At Love's Cost - Page 16/342

Inside the room an old man sat at a table. It was littered with books,

some of them open as if he had been consulting them; but before him lay

an open deed, and at his elbow were several others lying on an open

deed-box. He was thin and as faded-looking and as worn with age as the

house and the room, lined with dusty volumes and yellow,

surface-cracked maps and pictures. He wore a long dressing-gown which

was huddled round him as if he were cold, though a fire of logs almost

as large as the one in the hall was burning in the open fire-place.

At the sound of the knock he raised his head, an expression, which was

a mixture of fear and senile cunning came into his lined and pallid

face, his dull eyes peered from under their lids with a flash of sudden

alertness, and with one motion of his long hands he hurriedly folded

the deed before him, crammed it, with the others, into the box, locked

it with a hurried and trembling hand, and placed it in a cupboard,

which he also locked; then he drew one of the large books into the

place were the deed had been, and with a cautious glance round the

room, shuffled to the door, and opened it.

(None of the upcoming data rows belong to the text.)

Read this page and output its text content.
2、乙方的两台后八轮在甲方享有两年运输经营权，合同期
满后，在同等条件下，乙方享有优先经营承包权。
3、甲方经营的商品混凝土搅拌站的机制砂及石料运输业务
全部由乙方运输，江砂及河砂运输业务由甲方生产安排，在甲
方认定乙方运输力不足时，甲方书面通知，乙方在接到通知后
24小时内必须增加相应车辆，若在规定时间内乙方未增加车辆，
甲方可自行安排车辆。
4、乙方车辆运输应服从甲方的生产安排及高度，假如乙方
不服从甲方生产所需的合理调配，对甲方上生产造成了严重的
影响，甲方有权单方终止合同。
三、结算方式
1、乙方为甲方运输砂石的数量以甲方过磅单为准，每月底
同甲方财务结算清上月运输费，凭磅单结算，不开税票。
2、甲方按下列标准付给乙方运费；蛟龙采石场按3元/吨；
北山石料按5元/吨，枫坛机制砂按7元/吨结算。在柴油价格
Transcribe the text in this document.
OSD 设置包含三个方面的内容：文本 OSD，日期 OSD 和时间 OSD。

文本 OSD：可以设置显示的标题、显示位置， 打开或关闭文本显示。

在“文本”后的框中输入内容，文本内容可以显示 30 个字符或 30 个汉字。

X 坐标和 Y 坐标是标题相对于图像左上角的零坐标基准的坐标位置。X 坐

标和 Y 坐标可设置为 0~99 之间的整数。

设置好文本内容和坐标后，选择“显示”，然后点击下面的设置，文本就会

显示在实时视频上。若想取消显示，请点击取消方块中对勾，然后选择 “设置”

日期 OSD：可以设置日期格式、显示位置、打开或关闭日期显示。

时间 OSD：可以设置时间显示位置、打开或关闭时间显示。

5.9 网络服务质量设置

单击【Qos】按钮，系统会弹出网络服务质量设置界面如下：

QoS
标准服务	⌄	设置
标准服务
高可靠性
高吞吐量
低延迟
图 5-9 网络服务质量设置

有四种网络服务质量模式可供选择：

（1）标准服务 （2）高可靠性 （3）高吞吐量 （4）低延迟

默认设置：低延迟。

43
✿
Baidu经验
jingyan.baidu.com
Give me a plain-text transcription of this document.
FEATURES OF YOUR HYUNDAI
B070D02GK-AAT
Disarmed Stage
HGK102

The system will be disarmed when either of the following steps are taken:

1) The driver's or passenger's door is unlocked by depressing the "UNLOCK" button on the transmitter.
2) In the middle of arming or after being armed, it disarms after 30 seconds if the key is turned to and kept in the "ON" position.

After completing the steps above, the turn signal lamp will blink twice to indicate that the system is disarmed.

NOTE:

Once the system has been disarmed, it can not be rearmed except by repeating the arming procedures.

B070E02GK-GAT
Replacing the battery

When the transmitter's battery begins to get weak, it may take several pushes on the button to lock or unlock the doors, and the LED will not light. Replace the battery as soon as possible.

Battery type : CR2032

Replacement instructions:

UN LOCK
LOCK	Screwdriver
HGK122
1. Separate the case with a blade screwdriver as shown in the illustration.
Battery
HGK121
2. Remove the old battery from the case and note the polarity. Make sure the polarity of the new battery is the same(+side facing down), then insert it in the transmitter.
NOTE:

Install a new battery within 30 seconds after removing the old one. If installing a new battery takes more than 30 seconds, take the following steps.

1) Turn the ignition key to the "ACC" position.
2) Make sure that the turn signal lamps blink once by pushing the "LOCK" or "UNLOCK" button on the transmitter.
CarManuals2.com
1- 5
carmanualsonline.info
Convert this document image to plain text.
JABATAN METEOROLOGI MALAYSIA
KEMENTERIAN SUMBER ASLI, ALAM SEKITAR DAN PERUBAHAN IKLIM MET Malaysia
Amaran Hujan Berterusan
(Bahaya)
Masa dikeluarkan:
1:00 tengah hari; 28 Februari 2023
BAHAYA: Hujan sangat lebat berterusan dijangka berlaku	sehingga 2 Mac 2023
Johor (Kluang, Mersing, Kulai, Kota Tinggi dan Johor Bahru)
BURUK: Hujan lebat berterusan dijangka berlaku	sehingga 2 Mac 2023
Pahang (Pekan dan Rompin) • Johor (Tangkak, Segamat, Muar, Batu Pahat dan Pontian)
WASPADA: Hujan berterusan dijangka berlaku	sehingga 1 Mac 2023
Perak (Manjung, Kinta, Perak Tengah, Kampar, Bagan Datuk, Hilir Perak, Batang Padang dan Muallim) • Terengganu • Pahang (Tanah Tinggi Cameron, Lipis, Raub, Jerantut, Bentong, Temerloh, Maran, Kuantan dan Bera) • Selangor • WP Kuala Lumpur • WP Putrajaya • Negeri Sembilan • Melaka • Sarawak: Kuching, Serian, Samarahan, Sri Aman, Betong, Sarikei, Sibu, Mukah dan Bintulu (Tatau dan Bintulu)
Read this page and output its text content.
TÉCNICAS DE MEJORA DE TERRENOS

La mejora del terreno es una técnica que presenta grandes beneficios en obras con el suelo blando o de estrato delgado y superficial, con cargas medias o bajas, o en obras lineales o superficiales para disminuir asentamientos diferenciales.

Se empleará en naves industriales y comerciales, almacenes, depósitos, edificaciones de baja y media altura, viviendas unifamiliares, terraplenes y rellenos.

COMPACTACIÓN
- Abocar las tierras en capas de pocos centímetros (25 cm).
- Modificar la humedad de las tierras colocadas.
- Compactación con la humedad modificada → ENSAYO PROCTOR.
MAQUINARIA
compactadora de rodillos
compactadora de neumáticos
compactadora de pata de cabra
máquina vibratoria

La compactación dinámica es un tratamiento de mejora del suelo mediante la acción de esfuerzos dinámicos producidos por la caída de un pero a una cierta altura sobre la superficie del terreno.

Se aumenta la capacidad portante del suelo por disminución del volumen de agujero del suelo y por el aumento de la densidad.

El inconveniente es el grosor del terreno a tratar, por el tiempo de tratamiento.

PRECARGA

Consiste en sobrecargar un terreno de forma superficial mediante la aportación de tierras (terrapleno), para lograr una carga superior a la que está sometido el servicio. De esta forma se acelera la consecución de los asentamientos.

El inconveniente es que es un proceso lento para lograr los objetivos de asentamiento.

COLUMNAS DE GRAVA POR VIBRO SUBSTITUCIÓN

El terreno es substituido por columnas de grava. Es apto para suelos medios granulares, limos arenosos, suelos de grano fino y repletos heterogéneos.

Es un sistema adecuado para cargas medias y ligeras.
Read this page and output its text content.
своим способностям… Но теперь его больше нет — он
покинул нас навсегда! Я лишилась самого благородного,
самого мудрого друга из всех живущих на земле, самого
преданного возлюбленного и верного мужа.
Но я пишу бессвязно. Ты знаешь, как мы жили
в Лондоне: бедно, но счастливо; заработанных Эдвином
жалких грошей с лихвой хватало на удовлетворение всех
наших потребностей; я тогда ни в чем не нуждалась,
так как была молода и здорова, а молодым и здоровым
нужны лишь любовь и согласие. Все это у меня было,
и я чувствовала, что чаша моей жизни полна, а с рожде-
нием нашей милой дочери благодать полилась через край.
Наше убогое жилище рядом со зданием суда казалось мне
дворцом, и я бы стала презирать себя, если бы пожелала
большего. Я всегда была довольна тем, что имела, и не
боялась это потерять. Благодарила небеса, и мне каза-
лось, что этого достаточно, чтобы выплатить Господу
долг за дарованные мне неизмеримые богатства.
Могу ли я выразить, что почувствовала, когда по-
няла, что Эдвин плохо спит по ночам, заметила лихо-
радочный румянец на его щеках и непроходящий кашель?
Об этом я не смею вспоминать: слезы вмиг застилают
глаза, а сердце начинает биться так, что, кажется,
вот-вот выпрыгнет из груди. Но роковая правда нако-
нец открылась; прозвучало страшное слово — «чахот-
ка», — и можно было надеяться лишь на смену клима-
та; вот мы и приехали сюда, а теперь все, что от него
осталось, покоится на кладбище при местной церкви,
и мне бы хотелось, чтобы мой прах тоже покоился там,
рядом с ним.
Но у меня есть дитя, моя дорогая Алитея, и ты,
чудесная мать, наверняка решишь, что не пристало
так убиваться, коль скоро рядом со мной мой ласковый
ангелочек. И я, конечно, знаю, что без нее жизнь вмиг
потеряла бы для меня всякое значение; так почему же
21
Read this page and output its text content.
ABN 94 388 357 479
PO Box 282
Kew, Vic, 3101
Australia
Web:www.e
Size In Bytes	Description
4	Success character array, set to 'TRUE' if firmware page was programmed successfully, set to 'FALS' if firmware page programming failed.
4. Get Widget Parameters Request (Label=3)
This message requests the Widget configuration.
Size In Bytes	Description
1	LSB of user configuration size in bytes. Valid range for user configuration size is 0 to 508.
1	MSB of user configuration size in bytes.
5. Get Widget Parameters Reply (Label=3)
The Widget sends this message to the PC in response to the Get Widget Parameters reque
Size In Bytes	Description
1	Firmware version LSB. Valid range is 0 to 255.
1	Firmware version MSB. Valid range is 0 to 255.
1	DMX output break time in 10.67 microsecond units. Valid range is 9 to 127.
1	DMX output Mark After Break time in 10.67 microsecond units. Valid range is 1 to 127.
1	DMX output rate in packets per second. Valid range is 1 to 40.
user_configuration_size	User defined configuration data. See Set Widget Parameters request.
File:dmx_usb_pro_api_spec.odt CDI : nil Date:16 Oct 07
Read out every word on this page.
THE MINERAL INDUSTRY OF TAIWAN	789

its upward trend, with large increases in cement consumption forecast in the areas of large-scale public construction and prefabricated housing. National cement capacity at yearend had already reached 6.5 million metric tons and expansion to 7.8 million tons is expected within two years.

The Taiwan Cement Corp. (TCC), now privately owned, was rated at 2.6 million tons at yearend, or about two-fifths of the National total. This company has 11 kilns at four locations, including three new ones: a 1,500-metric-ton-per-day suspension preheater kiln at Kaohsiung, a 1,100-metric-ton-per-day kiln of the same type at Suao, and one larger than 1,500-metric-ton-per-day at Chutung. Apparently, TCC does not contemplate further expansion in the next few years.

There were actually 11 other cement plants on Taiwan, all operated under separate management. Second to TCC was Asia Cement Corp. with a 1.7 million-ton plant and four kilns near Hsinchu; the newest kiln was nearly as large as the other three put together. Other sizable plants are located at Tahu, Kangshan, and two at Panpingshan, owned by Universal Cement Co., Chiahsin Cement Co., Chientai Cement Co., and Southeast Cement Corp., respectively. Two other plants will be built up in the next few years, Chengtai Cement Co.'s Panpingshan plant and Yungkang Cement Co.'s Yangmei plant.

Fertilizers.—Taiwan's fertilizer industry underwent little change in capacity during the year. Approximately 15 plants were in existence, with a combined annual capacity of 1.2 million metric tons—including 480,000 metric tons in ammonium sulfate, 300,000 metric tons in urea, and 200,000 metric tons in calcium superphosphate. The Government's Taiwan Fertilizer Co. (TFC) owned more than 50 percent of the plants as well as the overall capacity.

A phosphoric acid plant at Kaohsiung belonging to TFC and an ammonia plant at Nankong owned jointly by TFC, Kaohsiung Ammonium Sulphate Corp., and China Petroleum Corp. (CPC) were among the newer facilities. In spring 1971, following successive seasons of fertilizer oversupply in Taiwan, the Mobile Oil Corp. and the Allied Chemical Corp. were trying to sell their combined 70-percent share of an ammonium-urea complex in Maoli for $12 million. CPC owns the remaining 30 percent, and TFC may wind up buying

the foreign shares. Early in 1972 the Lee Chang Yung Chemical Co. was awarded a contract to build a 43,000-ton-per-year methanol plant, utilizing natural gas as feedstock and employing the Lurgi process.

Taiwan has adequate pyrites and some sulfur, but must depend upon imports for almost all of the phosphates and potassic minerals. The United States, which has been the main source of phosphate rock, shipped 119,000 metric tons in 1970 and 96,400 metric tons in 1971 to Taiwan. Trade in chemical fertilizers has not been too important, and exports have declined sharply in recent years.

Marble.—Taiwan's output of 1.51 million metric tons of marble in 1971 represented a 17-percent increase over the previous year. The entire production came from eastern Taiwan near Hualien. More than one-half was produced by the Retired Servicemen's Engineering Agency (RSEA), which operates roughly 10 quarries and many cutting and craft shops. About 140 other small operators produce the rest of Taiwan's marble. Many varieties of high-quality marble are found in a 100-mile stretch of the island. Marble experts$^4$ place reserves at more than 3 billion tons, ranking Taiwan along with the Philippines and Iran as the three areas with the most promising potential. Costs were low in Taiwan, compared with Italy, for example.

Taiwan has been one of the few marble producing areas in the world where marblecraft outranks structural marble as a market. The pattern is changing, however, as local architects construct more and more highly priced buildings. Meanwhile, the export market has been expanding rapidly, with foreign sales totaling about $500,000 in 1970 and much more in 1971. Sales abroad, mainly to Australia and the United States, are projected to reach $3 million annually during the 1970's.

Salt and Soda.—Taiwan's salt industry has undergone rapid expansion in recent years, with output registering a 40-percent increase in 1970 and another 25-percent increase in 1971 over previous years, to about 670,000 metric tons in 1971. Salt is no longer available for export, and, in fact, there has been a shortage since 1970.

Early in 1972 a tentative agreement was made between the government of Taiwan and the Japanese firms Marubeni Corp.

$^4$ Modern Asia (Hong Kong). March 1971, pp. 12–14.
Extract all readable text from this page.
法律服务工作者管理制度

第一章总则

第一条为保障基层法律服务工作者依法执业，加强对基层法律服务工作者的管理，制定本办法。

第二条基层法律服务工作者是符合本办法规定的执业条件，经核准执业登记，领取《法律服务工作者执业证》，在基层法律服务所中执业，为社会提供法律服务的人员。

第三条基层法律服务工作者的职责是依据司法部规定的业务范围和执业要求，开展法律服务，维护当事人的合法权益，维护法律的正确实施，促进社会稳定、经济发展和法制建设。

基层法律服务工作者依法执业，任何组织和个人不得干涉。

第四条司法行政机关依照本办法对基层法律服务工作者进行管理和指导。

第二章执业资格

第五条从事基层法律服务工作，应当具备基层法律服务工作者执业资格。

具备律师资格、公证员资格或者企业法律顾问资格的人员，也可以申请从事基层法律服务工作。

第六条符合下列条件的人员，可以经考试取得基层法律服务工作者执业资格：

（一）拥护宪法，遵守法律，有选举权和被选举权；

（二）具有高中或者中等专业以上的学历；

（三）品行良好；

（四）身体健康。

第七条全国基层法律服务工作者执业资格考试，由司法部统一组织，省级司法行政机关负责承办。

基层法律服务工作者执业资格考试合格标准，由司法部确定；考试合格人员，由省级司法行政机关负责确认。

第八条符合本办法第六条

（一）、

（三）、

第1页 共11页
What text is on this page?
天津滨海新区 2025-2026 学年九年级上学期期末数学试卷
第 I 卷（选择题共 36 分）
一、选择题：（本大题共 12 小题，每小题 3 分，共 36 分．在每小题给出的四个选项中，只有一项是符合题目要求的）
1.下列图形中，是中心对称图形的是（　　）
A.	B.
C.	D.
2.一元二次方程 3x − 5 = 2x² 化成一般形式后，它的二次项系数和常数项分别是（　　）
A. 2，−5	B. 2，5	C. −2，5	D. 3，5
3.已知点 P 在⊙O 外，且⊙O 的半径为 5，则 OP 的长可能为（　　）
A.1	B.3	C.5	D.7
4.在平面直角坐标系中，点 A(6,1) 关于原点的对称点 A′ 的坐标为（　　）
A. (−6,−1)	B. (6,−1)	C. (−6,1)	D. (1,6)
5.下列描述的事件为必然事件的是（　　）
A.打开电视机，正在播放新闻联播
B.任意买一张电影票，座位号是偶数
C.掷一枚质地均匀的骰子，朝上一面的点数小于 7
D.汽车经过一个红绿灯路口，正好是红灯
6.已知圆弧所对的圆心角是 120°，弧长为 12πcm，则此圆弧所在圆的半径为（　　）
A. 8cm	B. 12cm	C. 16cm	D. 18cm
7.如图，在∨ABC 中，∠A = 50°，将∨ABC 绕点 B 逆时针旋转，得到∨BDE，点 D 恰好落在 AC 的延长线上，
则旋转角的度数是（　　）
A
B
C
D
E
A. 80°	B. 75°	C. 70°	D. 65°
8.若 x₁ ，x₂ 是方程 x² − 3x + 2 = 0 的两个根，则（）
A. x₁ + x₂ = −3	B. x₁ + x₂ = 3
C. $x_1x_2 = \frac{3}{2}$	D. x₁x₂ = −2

As the girl entered, one would have noticed the resemblance between her

and the old man, and have seen that they were father and daughter; for

Godfrey Heron had been one of the handsomest men of his time, and

though she had got her dark eyes and the firm, delicate lips from her

mother, the clear oval of her face and its expression of aristocratic

pride had come from the Herons.

"Are you here still, father?" she said. "It is nearly dinner-time, and

you are not dressed. You promised me that you would go out: how wicked

of you not to have done so!"

He shuffled back to the table and made a great business of closing the

book.

"I've been busy--reading, Ida," he said. "I did not know it was so

late. You have been out, I see; I hope you have enjoyed your ride. Have

you met anyone?"

"No," she replied; then she smiled, as she added: "Only a poacher."

The old man raised his head, a faint flush came on his face and his

eyes flashed with haughty resentment.

"A poacher! What are the keepers about! Ah, I forgot; there are no

keepers now; any vagrant is free to trespass and poach on Herondale!"